David Hockney, California, 1965
David Hockney painted California (1965) after traveling to Los Angeles for the first time. Christie's

An early David Hockney painting depicting a California swimming pool—one of the artist’s most iconic and celebrated motifs—could sell for more than $20 million when it goes to auction at Christie’s in London in March. The sale marks the first time in over 40 years that the work, titled California, will be displayed in public.

“As one of David Hockney’s first of a series of now fabled pool paintings, California stands as one of the most important pictures of the artist’s career,” says Joseph Braka, a junior specialist in postwar and contemporary art for Christie’s in London, in a statement. “Executed on a grand scale, with dynamic line and vibrant color, the painting vividly conveys the wide-eyed exhilaration of a young Englishman plunged into a social revolution sweeping the West Coast of America.”

The British artist, now 86, painted California in 1965, not long after traveling to Los Angeles for the first time. He was famously taken by the glamorous, sunny city. “I thought, ‘This is the place to be—in the land of swimming pools,’” he told ARTnews’ Katherine McMahon in 2015.

California depicts two nude pool dwellers lounging lazily on floats in patterned blue waters, with a crisp green lawn visible on the periphery.

“Through a body of tangled lines and cells, emblematic of his early style before his move towards naturalism, Hockney masterfully captures the elusive and ever-changing properties of water and light,” adds Braka.

The work set the stage for some of Hockney’s most renowned poolside pieces, including Sunbather (1966), A Bigger Splash (1967) and Portrait of an Artist (Pool with Two Figures) (1972). Per the auction house, Hockney considered California so essential to his body of work that when he wasn’t able to include the painting in his 1988 retrospective at the Los Angeles County Museum of Art, he created another copy of it.

California is expected to be the big ticket item in Christie’s “20th/21st Century: London Evening Sale” on March 7. However, the high estimate is somewhat modest compared to the price of Hockney’s most expensive works. In 2018, Portrait of an Artist (Pool with Two Figures) went for an impressive $90.3 million, setting a record for the most expensive piece ever sold at auction by a living artist. (Jeff Koons’ Rabbit beat the record in 2019, fetching $91.1 million.)

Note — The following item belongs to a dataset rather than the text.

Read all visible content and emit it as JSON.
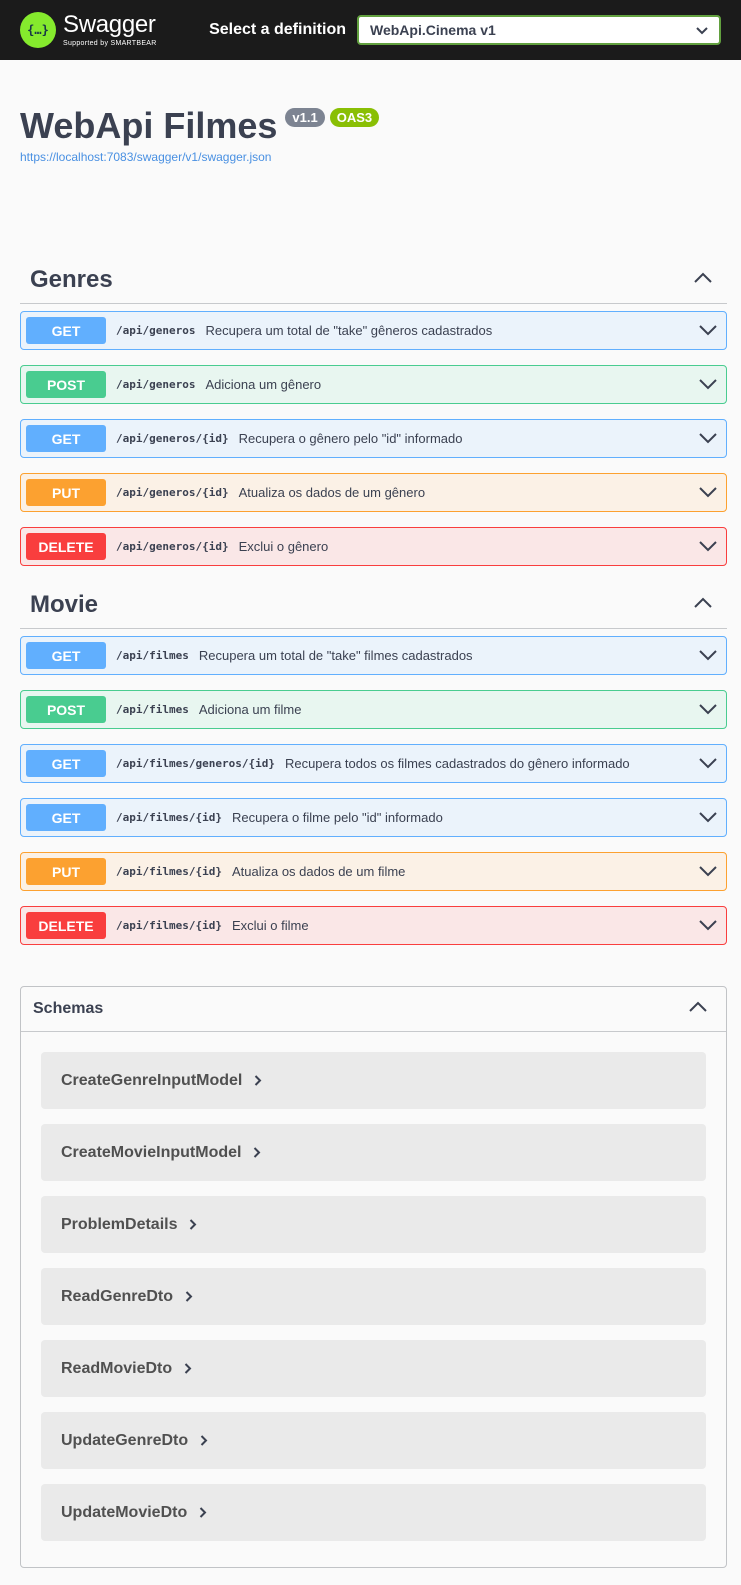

Before the sale, California will embark on a touring exhibition, making stops in Paris and New York in February. It will also go on view once more when it returns to London.

“[The painting has] a sense of optimism in its bright, fresh colors, so different [from] his work in the 1950s,” Katharine Arnold, Christie’s head of postwar and contemporary art in Europe, tells the Financial Times’ Melanie Gerlis. “The freedom of the 1960s and the liberation of living how you want to comes through. That was what the American dream brought—as well as having a swimming pool in your garden.”

In Christie’s statement, Arnold adds: “This sense of the artist’s optimism and jubilation is in the very fabric of Hockney’s California.”